The circumstances of my meeting with the priest, my motivations, and the fact that he absolved me, seem like a “good conscience” solution, or what is known as “internal forum”. I am unclear on whether a priest has to have special dispensation to distribute this particular kind of mercy. Is it a formal undertaking, or can it occur within the scope of a normal, if lengthy and traumatic, confession? I guess I should have asked, but I didn’t know that such things existed, was not expecting absolution in the first place, and was quite overwhelmed by the act of forgiveness.
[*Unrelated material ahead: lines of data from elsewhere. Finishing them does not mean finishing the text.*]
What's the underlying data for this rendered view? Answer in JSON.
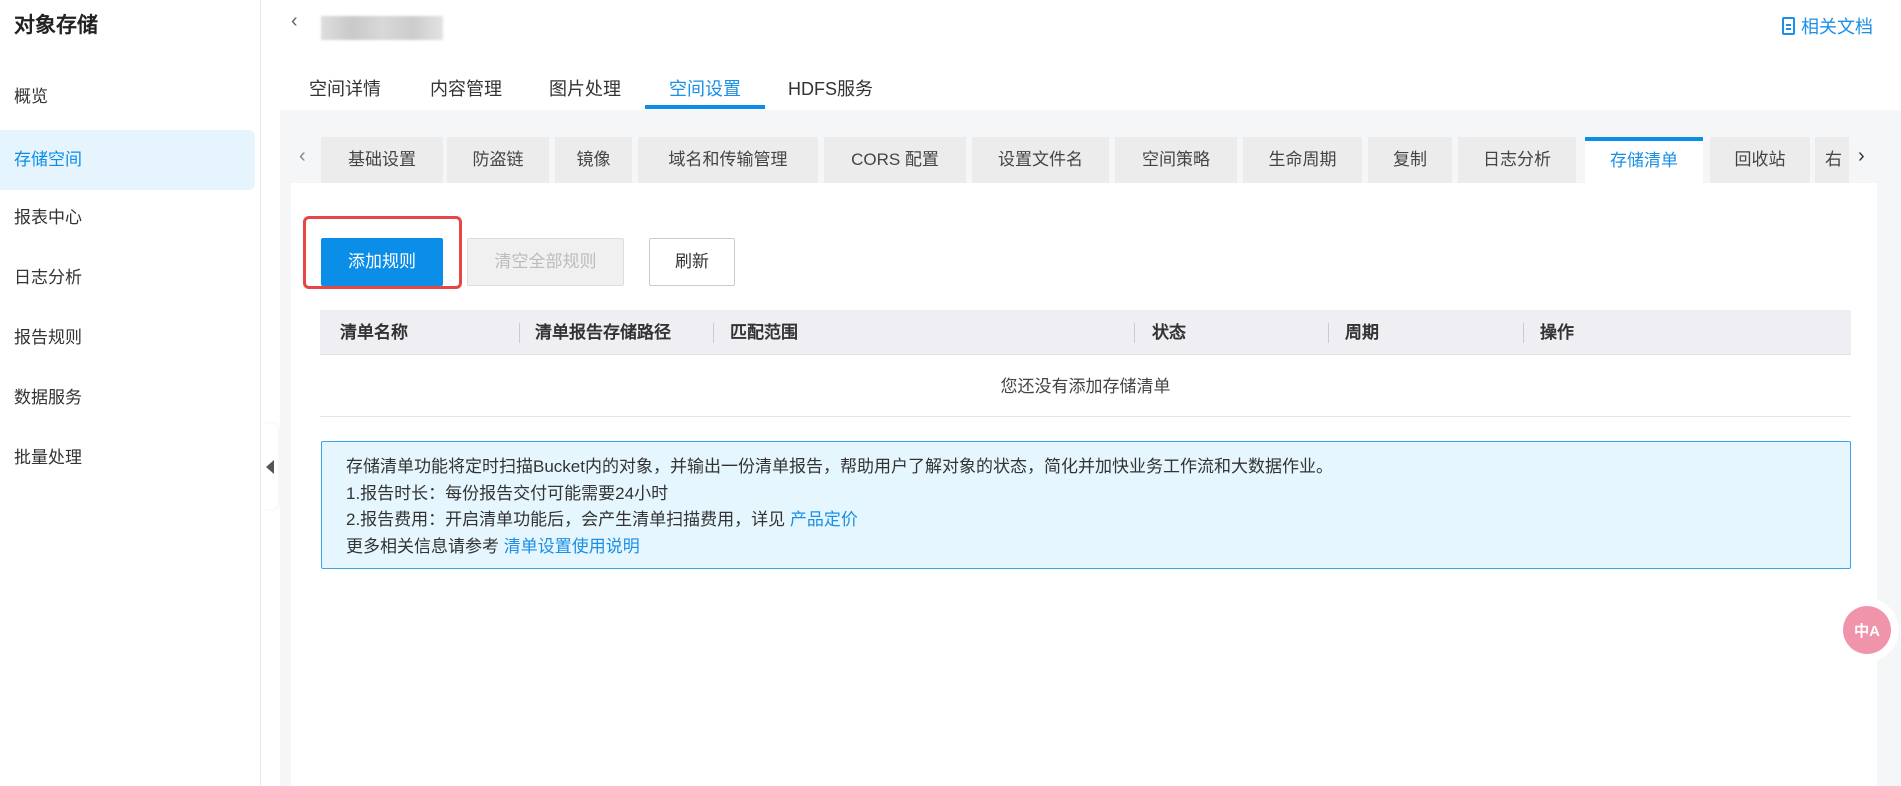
{
  "sidebar": {
    "title": "对象存储",
    "items": [
      {
        "label": "概览"
      },
      {
        "label": "存储空间",
        "active": true
      },
      {
        "label": "报表中心"
      },
      {
        "label": "日志分析"
      },
      {
        "label": "报告规则"
      },
      {
        "label": "数据服务"
      },
      {
        "label": "批量处理"
      }
    ]
  },
  "header": {
    "back_icon": "‹",
    "docs_label": "相关文档"
  },
  "top_tabs": [
    {
      "label": "空间详情"
    },
    {
      "label": "内容管理"
    },
    {
      "label": "图片处理"
    },
    {
      "label": "空间设置",
      "active": true
    },
    {
      "label": "HDFS服务"
    }
  ],
  "sub_tabs": [
    {
      "label": "基础设置"
    },
    {
      "label": "防盗链"
    },
    {
      "label": "镜像"
    },
    {
      "label": "域名和传输管理"
    },
    {
      "label": "CORS 配置"
    },
    {
      "label": "设置文件名"
    },
    {
      "label": "空间策略"
    },
    {
      "label": "生命周期"
    },
    {
      "label": "复制"
    },
    {
      "label": "日志分析"
    },
    {
      "label": "存储清单",
      "active": true
    },
    {
      "label": "回收站"
    },
    {
      "label": "右"
    }
  ],
  "toolbar": {
    "add_label": "添加规则",
    "clear_label": "清空全部规则",
    "refresh_label": "刷新"
  },
  "table": {
    "columns": [
      "清单名称",
      "清单报告存储路径",
      "匹配范围",
      "状态",
      "周期",
      "操作"
    ],
    "empty_text": "您还没有添加存储清单"
  },
  "info": {
    "line1": "存储清单功能将定时扫描Bucket内的对象，并输出一份清单报告，帮助用户了解对象的状态，简化并加快业务工作流和大数据作业。",
    "line2": "1.报告时长：每份报告交付可能需要24小时",
    "line3": "2.报告费用：开启清单功能后，会产生清单扫描费用，详见 ",
    "line3_link": "产品定价",
    "line4": "更多相关信息请参考 ",
    "line4_link": "清单设置使用说明"
  },
  "floating": {
    "translate_label": "中A"
  },
  "colors": {
    "accent": "#0a8ee8",
    "highlight": "#e84545"
  }
}
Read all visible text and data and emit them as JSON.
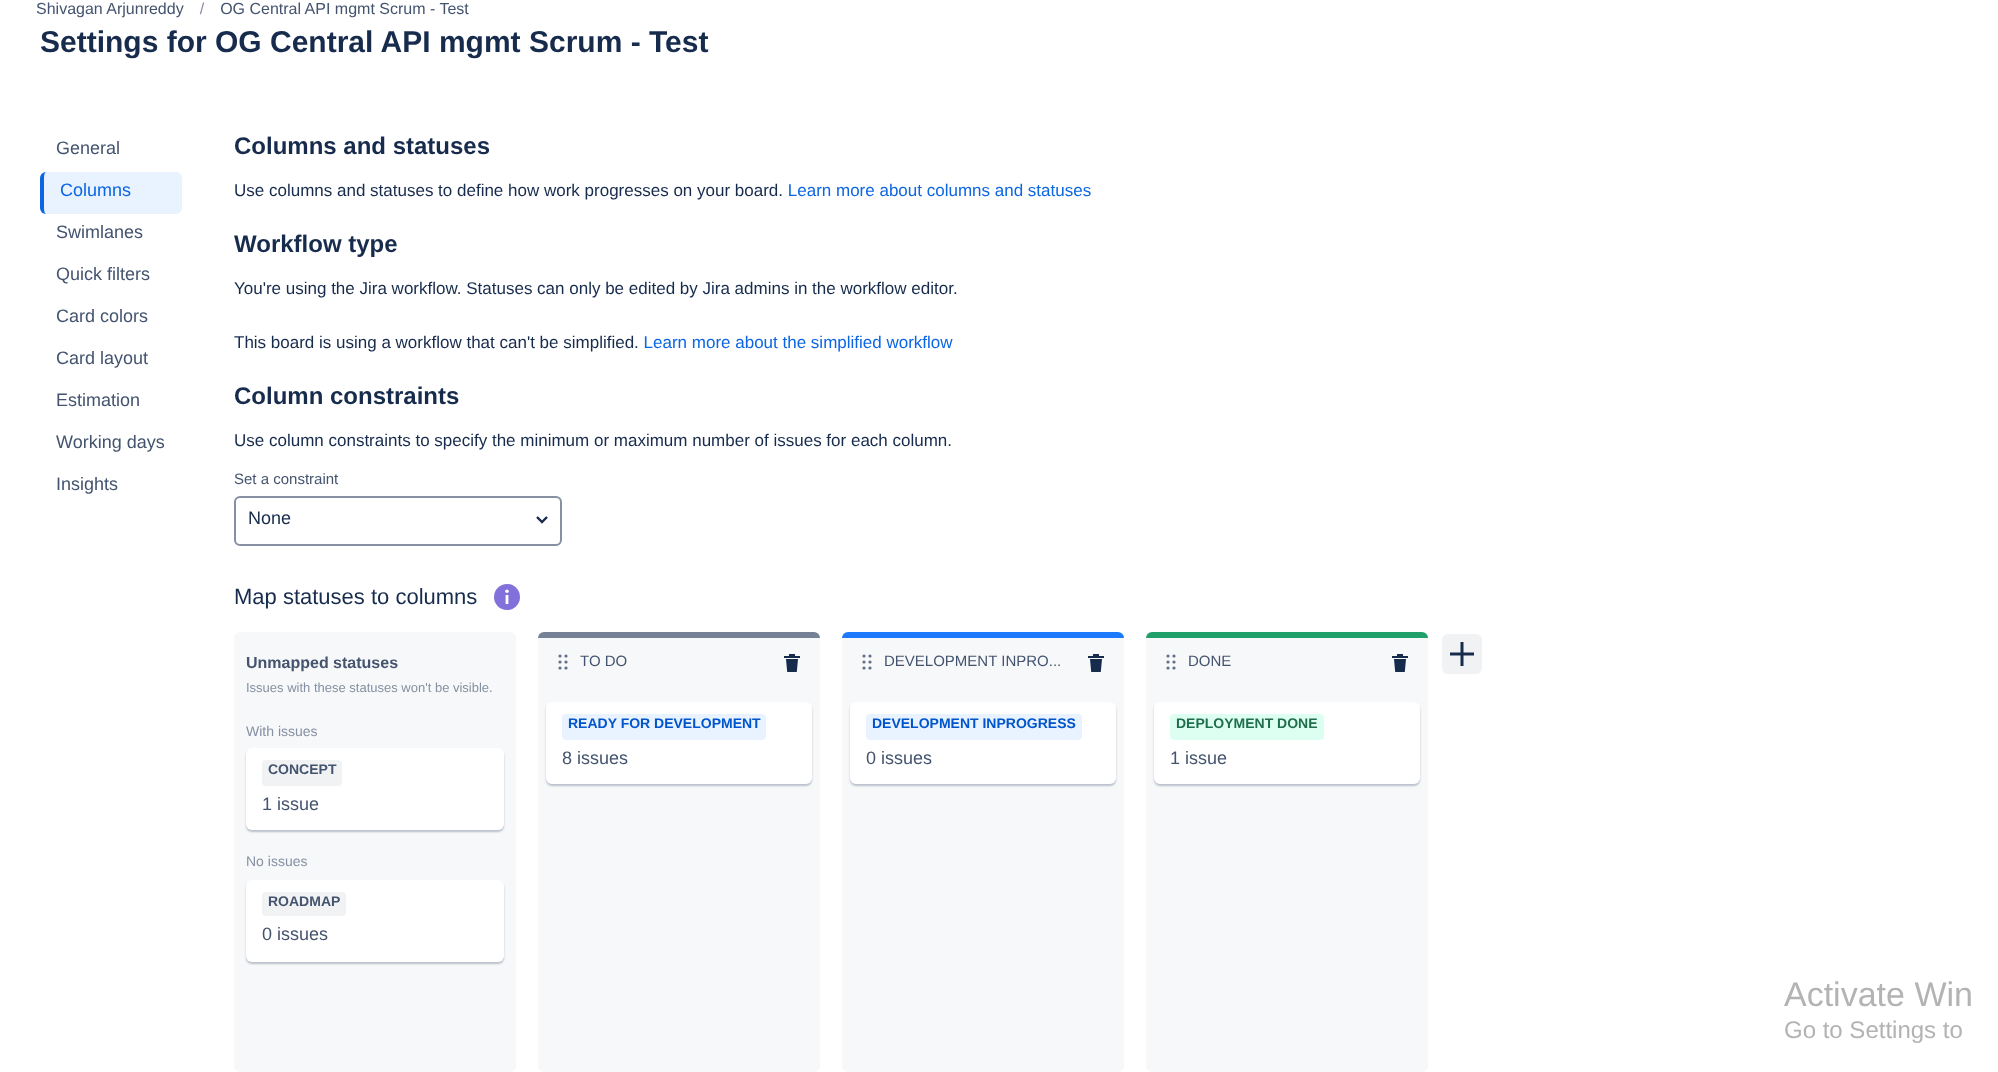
{
  "breadcrumbs": [
    {
      "kind": "link",
      "text": "Shivagan Arjunreddy"
    },
    {
      "kind": "separator",
      "text": "/"
    },
    {
      "kind": "link",
      "text": "OG Central API mgmt Scrum - Test"
    }
  ],
  "title": "Settings for OG Central API mgmt Scrum - Test",
  "sidebar": {
    "items": [
      {
        "label": "General",
        "selected": false
      },
      {
        "label": "Columns",
        "selected": true
      },
      {
        "label": "Swimlanes",
        "selected": false
      },
      {
        "label": "Quick filters",
        "selected": false
      },
      {
        "label": "Card colors",
        "selected": false
      },
      {
        "label": "Card layout",
        "selected": false
      },
      {
        "label": "Estimation",
        "selected": false
      },
      {
        "label": "Working days",
        "selected": false
      },
      {
        "label": "Insights",
        "selected": false
      }
    ]
  },
  "sections": [
    {
      "heading": "Columns and statuses",
      "paragraphs": [
        {
          "text": "Use columns and statuses to define how work progresses on your board.",
          "link": "Learn more about columns and statuses"
        }
      ]
    },
    {
      "heading": "Workflow type",
      "paragraphs": [
        {
          "text": "You're using the Jira workflow. Statuses can only be edited by Jira admins in the workflow editor."
        },
        {
          "text": "This board is using a workflow that can't be simplified.",
          "link": "Learn more about the simplified workflow"
        }
      ]
    },
    {
      "heading": "Column constraints",
      "paragraphs": [
        {
          "text": "Use column constraints to specify the minimum or maximum number of issues for each column."
        }
      ]
    }
  ],
  "constraint": {
    "label": "Set a constraint",
    "value": "None"
  },
  "map_heading": "Map statuses to columns",
  "unmapped": {
    "title": "Unmapped statuses",
    "description": "Issues with these statuses won't be visible.",
    "groups": [
      {
        "label": "With issues",
        "statuses": [
          {
            "name": "CONCEPT",
            "kind": "grey",
            "count": "1 issue"
          }
        ]
      },
      {
        "label": "No issues",
        "statuses": [
          {
            "name": "ROADMAP",
            "kind": "grey",
            "count": "0 issues"
          }
        ]
      }
    ]
  },
  "columns": [
    {
      "name": "TO DO",
      "color": "#758195",
      "statuses": [
        {
          "name": "READY FOR DEVELOPMENT",
          "kind": "blue",
          "count": "8 issues"
        }
      ]
    },
    {
      "name": "DEVELOPMENT INPRO...",
      "color": "#1d7afc",
      "statuses": [
        {
          "name": "DEVELOPMENT INPROGRESS",
          "kind": "blue",
          "count": "0 issues"
        }
      ]
    },
    {
      "name": "DONE",
      "color": "#22a06b",
      "statuses": [
        {
          "name": "DEPLOYMENT DONE",
          "kind": "green",
          "count": "1 issue"
        }
      ]
    }
  ],
  "os_notice": {
    "title": "Activate Win",
    "subtitle": "Go to Settings to"
  }
}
In any case, I do not know if I still have to get an annulment. I do not particularly want one, or think I deserve one. If I had decided to remain celibate and alone for the rest of my life, which perhaps would have been appropriate punishment, I could still take communion- which is all I really want. But, in my usual fashion, I have managed to complicate things even more.
Two years ago, I met a kind, loving, gentle, very Christian man. I considered myself unmarriageable, but he persisted, despite my sorry past. We wed recently, in a civil ceremony. An extremely upright character, he remained a virgin, after a great deal of effort from both of us, until our wedding night.
He is not a Catholic.
Now, I definitely know I’m not allowed to take communion, which pains me immensely. But on what grounds? In a state of mortal sin because I’ve had relations with a man, legally my husband, but unrecognised because our union is not a Catholic sacramental one? In a state of mortal sin because I have not had my first marriage officially annulled, and therefore I am an adulteress? Both??
He is not going to convert to Catholicism, nor am I going to leave my church, despite the mess I have made of my relationship to it. Our bond actually developed after prolonged theological discourse, during which he tried desperately to get me to come over to his denomination, and failed. The respect we found for each other despite our differences is the mainstay of our marriage. We have both become better Christians, and stronger in our faith, and have learned an immense amount, because of the mirrors we hold up to one another; they dismantle the smug complacency and hypocrisy that unchallenged people can become prey to. I know Pope Benedict has warned us of the dangers of relativism, but I think the damage caused by divisiveness and dogmatic elitism is far worse.
Before we married, I confided in a fellow parishioner that this would probably be my last communion. When I told her that my intended would not convert, she looked pityingly at me and said “MrsLeviathan, you shouldn’t do this. You deserve only the very best”. That a person should judge another as hopelessly sub-par simply on the basis of what church they attended, without even knowing them, sickened me. Because this is exactly what I suffered from his family and church’s side of the fence initially, what I decried as unjust and judgemental and superficial and unchristian, hit me like a blow to the face when I heard it coming from my own church. It wasn’t exactly a surprise, but it still hurt a lot.
Am I still a Catholic at all? What do I need to do to be worthy to share supper at Christ’s table? There is no part of my heart that He doesn’t see. Would He really turn me away? He is the bread, but the church is the altar upon which it is served, and I am not welcome. The healing that one finds in the eucharist far surpasses that which can be found anywhere else, for me. Sitting in the pews while others participate, feeling like a leper for things past, things already confessed, and things that I am unable to consider wrong in the present, is making me feel bitter and hopeless, as well as criminal.